Thalia is a chain of more than 350 bookshops in Germany and Austria (both countries with fixed book prices), as well as a further 30 bookshops in Switzerland.

==Bookshops==
The bookshops are often located in shopping centres Depending on the local situation, Thalia sometimes also refrains from building a new shop in favour of purchasing an available building. Whole chains of bookshops have occasionally been taken over by Thalia.

==Local reception==
Since Thalia, mainly owned by Herder Publishing Group, is a prosperous enterprise which can afford to sustain relatively large, well equipped shops with many books in stock and long opening hours, small local shops are prone to resent the opening of a Thalia shop in their area.
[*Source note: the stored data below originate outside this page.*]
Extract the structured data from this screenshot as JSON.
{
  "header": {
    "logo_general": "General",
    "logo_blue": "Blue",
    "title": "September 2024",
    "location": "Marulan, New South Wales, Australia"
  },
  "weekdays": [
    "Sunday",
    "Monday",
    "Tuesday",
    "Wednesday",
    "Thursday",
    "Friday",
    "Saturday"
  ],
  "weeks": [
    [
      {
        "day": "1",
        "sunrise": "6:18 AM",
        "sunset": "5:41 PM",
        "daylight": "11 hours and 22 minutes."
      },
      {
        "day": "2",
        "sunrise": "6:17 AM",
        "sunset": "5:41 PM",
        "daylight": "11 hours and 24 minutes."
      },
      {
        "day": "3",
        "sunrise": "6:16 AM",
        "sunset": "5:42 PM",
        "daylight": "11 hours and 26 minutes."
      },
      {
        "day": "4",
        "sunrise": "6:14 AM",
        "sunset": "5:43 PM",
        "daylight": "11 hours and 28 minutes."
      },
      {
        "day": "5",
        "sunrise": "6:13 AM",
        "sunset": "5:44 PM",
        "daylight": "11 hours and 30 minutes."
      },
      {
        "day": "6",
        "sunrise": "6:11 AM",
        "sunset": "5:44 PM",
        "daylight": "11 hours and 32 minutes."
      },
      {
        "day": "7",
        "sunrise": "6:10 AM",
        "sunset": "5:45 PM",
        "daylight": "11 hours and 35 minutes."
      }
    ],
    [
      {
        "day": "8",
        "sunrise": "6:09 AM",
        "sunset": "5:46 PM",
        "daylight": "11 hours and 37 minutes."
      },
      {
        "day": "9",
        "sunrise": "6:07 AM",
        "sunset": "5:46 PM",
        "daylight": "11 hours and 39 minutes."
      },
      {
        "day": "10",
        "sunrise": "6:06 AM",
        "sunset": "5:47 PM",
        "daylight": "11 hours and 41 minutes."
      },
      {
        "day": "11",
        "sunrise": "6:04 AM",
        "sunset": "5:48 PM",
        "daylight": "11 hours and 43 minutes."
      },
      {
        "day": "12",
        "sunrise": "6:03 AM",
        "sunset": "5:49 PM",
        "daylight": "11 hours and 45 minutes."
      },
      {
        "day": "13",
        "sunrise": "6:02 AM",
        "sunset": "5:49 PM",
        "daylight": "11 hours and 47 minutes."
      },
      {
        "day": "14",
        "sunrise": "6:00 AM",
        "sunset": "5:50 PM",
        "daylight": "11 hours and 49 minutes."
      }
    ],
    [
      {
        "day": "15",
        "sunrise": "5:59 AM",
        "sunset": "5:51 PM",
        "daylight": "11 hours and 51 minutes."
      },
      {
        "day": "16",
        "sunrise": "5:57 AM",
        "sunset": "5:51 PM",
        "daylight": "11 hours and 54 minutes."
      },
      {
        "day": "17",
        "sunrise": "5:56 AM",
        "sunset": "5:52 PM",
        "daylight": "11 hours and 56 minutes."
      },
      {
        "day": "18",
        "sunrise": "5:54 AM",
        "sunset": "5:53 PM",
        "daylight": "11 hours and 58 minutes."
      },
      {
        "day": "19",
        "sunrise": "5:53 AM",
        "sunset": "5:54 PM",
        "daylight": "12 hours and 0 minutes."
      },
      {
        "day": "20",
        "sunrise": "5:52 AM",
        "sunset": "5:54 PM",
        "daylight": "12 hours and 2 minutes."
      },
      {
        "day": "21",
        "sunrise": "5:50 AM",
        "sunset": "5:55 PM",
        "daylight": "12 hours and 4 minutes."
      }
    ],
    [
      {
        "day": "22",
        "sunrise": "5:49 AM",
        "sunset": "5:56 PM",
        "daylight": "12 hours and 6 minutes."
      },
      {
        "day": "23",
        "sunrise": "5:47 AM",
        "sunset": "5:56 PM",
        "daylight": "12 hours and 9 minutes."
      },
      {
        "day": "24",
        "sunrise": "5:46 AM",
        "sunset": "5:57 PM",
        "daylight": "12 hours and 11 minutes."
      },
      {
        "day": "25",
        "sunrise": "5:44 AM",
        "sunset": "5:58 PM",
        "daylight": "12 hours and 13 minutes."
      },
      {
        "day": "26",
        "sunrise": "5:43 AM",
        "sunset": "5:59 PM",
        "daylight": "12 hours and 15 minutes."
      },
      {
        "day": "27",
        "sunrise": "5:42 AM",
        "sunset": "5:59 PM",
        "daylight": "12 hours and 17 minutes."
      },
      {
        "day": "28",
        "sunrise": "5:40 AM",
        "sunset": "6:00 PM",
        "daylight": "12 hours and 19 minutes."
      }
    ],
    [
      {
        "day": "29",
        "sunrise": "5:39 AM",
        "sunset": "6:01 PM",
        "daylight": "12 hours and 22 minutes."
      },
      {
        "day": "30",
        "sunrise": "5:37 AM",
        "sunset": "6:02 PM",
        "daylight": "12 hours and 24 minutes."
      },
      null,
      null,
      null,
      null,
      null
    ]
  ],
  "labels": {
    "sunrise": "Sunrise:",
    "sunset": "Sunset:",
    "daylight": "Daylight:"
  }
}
Nonetheless, fixed prices for books, at least in Germany, give smaller competitors a chance. However Thalia has also taken over smaller, independent bookshops.

==Multichannel marketing==
The company utilises multichannel marketing and has therefore taken a stake in an established German online book shop. Customers can order books online and collect them from a branch. Customers can also place orders by phone at Thalia branches. Thalia also sells gift cards that can be used in their shops as well as online.

==E-books==
In 2008, Thalia committed itself to the German e-book market and made a deal with Sony related to Sony's e-book reader. The growing demand in e-books convinced Thalia to announce the release of their own device. In the same year, the "Oyo" (basically a German version of the 4FFF N618) was launched in cooperation with Medion, a company well known for its previous cooperations with Aldi. Since 2013 Thalia has sold Tolino e-readers.